Adapun syarat-syarat hukum al-Ashl adalah:
- Illatnya sama pada illat yang ada pada ashl, baik pada zatnya maupun pada jenisnya
- Hukum ashl tidak berubah setelah dilakukan qiyas
- Hukum furu tidak mendahului hukum ashl
- Tidak ada nash atau ijam yang menjelaskan hukum furu itu.
4. Illat
Illat secara bahasa berarti sesuatu yang bisa merubah keadaan, misalnya penyakit disebut illat
karena sifatnya merubah kondisi seseorang yang terkena penyakit. Menurut istilah, sebagaimana
dikemukakan Abdul Wahhab Khallaf, illat adalah suatu sifat pada ashl yang mempunyai landasan
adanya hukum .
Adapun cara untuk mengetahui illat adalah melalui dalil-dalil al-Quran atau Sunnah, baik yang tegas
maupun yang tidak tegas, mengetahui illat melalui ijma, dan melalui jalan ijtihad.
Adapun syarat-syarat illat adalah:
- illat harus berupa sifat yang jelas dan tampak
- illat harus kuat
- harus ada korelasi (hubungan yang sesuai) antara hukum dengan sifat yang menjadi illat
- sifat-sifat yang menjadi illat yang kemudian melahirkan qiyas harus berjangkauan luas, tidak
terbatas hanya pada satu hukum tertentu
- tidak dinyatakan batal oleh suatu dalil
D. MACAM-MACAM QIYAS
1. Dari segi kekuatan illat
- Qiyas aulawi, yaitu qiyas yang berlakunya hukum pada furu lebih kuat dari pemberlakuan hukum
pada ashl karena kekuatan illat pada furu.
- Qiyas musawi, yaitu qiyas yang berlakunya hukum pada furu sama keadaannya dengan
berlakunya hukum pada ashl karena kekuatan illatnya sama
- Qiyas adwan, yaitu qiyas yang berlakunya hukum pada furu lebih lemah dibandingkan dengan
berlakunya hukum pada ashl meskipun qiyas tersebut memenuhi persyaratan.

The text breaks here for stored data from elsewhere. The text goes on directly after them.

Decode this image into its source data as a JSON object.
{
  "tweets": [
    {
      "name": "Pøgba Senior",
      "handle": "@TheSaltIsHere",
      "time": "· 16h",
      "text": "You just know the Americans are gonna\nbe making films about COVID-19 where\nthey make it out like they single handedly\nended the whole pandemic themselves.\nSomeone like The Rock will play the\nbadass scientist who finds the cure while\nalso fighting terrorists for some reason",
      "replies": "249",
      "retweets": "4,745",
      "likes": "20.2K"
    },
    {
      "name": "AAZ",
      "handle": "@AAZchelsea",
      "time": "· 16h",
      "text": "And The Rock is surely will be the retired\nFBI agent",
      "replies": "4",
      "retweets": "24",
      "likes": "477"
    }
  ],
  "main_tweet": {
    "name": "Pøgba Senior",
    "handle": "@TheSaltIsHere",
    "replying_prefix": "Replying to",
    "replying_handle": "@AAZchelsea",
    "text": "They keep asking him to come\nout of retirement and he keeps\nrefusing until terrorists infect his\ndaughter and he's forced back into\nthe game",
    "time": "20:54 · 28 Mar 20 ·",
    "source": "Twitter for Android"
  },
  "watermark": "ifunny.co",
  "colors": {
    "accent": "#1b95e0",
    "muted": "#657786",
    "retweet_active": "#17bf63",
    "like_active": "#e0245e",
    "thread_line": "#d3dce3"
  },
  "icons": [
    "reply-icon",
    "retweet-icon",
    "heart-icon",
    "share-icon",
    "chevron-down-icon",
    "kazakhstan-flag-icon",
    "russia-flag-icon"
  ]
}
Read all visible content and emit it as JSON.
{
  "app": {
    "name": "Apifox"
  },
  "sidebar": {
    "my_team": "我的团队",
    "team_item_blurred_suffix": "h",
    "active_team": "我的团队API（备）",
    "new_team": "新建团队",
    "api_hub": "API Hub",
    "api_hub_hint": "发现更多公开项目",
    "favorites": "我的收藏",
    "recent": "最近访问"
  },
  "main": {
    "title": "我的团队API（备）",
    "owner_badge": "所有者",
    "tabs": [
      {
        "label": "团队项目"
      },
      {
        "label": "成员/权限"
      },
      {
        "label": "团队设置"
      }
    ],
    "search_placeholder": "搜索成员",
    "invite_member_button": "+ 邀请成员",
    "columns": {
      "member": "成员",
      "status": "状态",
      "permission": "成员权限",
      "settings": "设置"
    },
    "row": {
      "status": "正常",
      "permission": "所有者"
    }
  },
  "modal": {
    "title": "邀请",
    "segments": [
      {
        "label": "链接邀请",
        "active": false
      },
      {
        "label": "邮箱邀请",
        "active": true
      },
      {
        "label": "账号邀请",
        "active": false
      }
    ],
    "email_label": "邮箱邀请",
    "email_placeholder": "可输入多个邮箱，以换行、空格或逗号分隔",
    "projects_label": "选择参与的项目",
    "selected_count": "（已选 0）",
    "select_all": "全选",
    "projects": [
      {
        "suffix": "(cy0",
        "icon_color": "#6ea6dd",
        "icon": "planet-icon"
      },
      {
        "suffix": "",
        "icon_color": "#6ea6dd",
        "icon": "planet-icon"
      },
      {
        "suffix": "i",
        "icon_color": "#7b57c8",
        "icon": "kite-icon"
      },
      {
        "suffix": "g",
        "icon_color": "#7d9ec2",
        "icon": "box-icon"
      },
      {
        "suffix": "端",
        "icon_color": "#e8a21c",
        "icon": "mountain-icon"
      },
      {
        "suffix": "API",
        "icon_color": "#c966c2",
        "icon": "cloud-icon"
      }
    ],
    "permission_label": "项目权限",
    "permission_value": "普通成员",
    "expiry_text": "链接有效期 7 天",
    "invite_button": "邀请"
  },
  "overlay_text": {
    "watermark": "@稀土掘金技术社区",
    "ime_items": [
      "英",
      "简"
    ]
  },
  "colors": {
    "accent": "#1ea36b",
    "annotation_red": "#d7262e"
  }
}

2. Dari segi kejelasan illatnya
- Qiyas jali, yaitu qiyas yang illatnya ditetapkan dalam nash bersamaan dengan penetapan hukum
ashl
- Qiyas khafi, yaitu qiyas yang illatnya tidak disebutkan dalam nash.
3. Dari segi keserasian illat dengan hukum

- Qiyas muatssir, yaitu qiyas yang illat penghubung antara ashl dengan furu ditetapkan dengan nash
yang sharih atau ijma
- Qiyas mulaim, qiyas yang illat hukum ashl dalam hubungannya dengan hukum haram adalah
dalam bentuk munasib mulaim.
4. Dari segi dijelaskan atau tidaknya illat dalam qiyas itu
- Qiyas mana, yaitu qiyas yang meskipun illatnya tidak dijelaskan dalam qiyas namun antara ashl
dengan furu tidak dapat dibedakan, sehingga furu itu seolah-olah ashl itu sendiri
- Qiyas illat, yaitu qiyas yang illatnya dijelaskan dan illat tersebut merupakan pendorong bagi
berlakunya hukum dalam ashl.
- Qiyas dilalah, yaitu qiyas yang illatnya bukan pendorong bagi penetapan hukum itu sendiri, namun
ia merupakan keharusan bagi illat yang memberi petunjuk akan adanya illat.